In one tragic case, a child was referred to the ED by a nurse practitioner at an urgent care center. “The ED doctor did a cursory exam that showed the belly wasn’t tender, and sent the kid home. The kid ended up going into shock and dying,” Gerardi reports.
• A child has complained about symptoms (e.g., abdominal pain or neurological issues) for weeks with no answers from other providers. By the time the frustrated, worried parents arrive at the ED, they are going to expect to leave with a clear diagnosis. “If you don’t give them a diagnosis, they’re going to be enraged — and you can see that coming,” Gerardi says.

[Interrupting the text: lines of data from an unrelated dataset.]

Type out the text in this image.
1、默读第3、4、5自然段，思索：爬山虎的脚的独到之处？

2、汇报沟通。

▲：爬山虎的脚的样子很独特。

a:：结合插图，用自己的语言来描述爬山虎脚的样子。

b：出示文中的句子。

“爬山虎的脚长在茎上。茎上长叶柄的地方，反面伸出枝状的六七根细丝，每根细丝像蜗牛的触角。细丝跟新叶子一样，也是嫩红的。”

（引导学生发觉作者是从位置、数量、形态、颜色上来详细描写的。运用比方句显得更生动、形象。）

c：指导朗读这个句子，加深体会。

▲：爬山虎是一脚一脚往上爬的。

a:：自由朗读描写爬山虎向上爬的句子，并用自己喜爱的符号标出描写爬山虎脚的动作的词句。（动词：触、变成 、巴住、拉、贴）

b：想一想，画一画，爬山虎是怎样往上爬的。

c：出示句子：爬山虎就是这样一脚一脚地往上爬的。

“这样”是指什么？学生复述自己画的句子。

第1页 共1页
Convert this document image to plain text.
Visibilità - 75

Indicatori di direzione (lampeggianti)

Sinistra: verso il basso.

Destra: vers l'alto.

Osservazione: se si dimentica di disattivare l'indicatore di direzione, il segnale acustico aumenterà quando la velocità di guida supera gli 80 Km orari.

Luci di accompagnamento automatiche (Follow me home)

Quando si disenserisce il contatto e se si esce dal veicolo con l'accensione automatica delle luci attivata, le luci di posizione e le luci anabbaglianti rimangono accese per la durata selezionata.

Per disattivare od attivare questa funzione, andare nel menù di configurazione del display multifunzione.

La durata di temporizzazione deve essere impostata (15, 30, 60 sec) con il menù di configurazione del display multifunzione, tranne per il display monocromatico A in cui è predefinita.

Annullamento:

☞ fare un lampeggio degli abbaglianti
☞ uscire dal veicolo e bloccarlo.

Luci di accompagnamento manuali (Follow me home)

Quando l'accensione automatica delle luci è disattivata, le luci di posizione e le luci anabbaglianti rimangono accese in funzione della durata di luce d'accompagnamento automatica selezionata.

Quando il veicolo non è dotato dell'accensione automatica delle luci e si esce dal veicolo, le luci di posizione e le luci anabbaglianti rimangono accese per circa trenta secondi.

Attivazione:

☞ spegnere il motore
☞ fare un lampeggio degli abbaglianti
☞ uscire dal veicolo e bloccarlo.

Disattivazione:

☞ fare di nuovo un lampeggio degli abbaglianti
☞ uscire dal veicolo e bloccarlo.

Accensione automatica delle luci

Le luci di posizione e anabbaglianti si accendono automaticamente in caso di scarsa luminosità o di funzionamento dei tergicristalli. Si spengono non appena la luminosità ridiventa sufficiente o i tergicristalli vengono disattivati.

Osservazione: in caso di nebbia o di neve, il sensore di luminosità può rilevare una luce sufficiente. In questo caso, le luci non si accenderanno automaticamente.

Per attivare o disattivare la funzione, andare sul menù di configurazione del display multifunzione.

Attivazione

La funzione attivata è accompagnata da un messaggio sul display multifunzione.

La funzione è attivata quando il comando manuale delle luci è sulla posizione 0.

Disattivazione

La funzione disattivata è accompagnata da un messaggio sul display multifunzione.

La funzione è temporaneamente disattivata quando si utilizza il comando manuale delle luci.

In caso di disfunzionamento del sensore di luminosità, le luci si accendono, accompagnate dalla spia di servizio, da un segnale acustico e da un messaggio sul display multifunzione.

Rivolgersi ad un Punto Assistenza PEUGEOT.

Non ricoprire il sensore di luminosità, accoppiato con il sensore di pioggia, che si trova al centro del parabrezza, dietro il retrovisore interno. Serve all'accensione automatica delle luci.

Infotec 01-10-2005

It is best for the EP to be upfront in these cases. For example, the EP might state, “I am not a neurologist (or GI specialist). I can make sure your child is stable to go home. If not, we will find that out. I will give you a diagnosis plan for you to call one of the best specialists I know.”
This way, the parents do not leave the ED feeling as though nothing was done for them. Facilitating outpatient follow-up care is a way to demonstrate the EP cared, and that good care was provided.
The EP could call a neurologist colleague to talk through a relevant case and let the colleague know the child really needs to be seen in the next day or two. “If we can’t make the diagnosis, at least we can create and initiate a plan of action,” Gerardi says.